Although SMBG is recommended in the daily management of type 1 diabetes and insulin-treated type 2 diabetes, worldwide healthcare guidelines have not generally advised SMBG for non-insulin-using patients. This is due to the high cost of frequent SMBG and the tradition of evaluating SMBG use in terms of HbA1c.49 However, the correlation between glycemic spikes and oxidative stress previously discussed has led to suggestions that all patients with diabetes perform SMBG to monitor glycemic variability.35,50 In a large managed care study, an association between frequent monitoring of blood glucose and clinically and statistically better glycemic control was observed regardless of diabetes type or therapy.51 During pregnancy, regular post-prandial monitoring is accepted, supported by evidence that patients using postprandial glucose goals have improved fetal outcomes.52 It must be remembered that SMBG is only one component of diabetes management, and its benefits require training of patients to perform SMBG, interpret their test results, and appropriately adjust their treatment regimens to achieve glycemic control. Moreover, clinicians should be familiar with interpreting SMBG data, prescribing appropriate medications, and closely monitoring patients in order to make timely adjustments to their regimens as needed.

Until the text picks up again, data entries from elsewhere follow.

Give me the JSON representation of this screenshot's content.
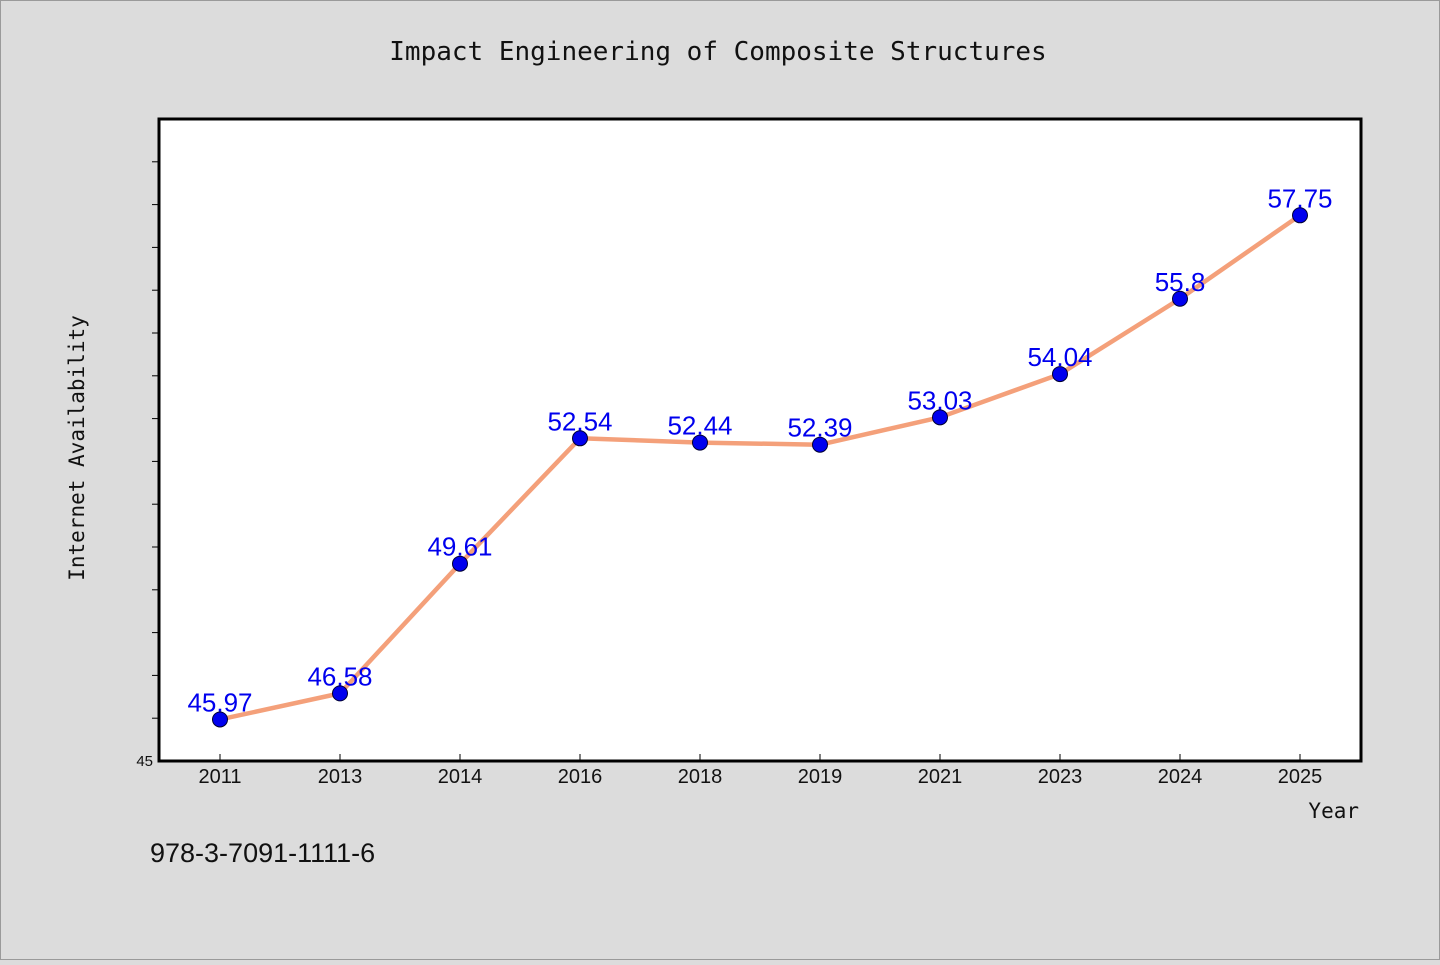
{
  "isbn": "978-3-7091-1111-6",
  "chart_data": {
    "type": "line",
    "title": "Impact Engineering of Composite Structures",
    "xlabel": "Year",
    "ylabel": "Internet Availability",
    "categories": [
      "2011",
      "2013",
      "2014",
      "2016",
      "2018",
      "2019",
      "2021",
      "2023",
      "2024",
      "2025"
    ],
    "series": [
      {
        "values": [
          45.97,
          46.58,
          49.61,
          52.54,
          52.44,
          52.39,
          53.03,
          54.04,
          55.8,
          57.75
        ],
        "labels": [
          "45.97",
          "46.58",
          "49.61",
          "52.54",
          "52.44",
          "52.39",
          "53.03",
          "54.04",
          "55.8",
          "57.75"
        ]
      }
    ],
    "ylim": [
      45,
      60
    ],
    "y_tick_labels": [
      "45"
    ],
    "grid": false,
    "colors": {
      "line": "#f4a07a",
      "marker": "#0000ee",
      "label": "#0000ee",
      "plot_bg": "#ffffff",
      "page_bg": "#dcdcdc",
      "frame": "#000000"
    }
  }
}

Table 1: Summary of Post-prandial Glucose Guidelines

On the basis of the new guidelines, it has been recommended that people treated with insulin perform SMBG ≥3 times a day; SMBG frequency for people who are not treated with insulin should be individualized to each person’s treatment regimen and level of glycemic control.43 Given that glycemic status is the sum of the fasting, postprandial, and post-absorptive states, at least one test per day from each of these periods would be ideal. In reality, though, over 65% of patients with non-insulin-treated type 2 diabetes practice SMBG less than once daily, due in part to cost, inadequate patient education, and/or poor patient motivation.53 While these obstacles require long-term solutions, a possible interim measure is to target either FPG or PPG, depending on HbA1c level.

New techniques for glucose monitoring are emerging: these include continuous glucose monitoring (CGM), in which a sensor measures glucose at intervals of up to 10 minutes and transmits this reading to a data storage device.54 Results can be downloaded retrospectively by the physician, or displayed in realtime in the monitor. Markers for postprandial hyperglycemia such as 1,5-anhydroglucitol (1,5-AG), a naturally occurring dietary polyol, have also been studied.55

Post-prandial and post-challenge hyperglycemia are associated with cardiovascular and other risks. The importance of PPG is now widely accepted, and this is reflected in the new guidelines. Strategies that target both FPG and PPG are needed to optimize glycemic control, and treatment of both should be initiated simultaneously at any HbA1c level. Subject to available therapies and technologies, a two-hour PPG <140mg/dl is both reasonable and achievable. SMBG is currently the most practical method for monitoring PPG. The efficacy of treatment regimens should be monitored as frequently as needed to guide therapy toward achieving PPG target. Large epidemiological studies have shown not only that type 2 diabetes is often under-managed, but also that diabetes is now becoming a worldwide epidemic. Since the greatest increase in prevalence of type 2 diabetes is among adults 30–39 years of age, there will be more people living longer with type 2 diabetes.1 It is therefore imperative that healthcare providers find ways to improve their effectiveness in treating hyperglycemia. Although cost will remain an important factor in determining appropriate treatments, controlling glycemia is ultimately much less expensive than treating the complications of diabetes.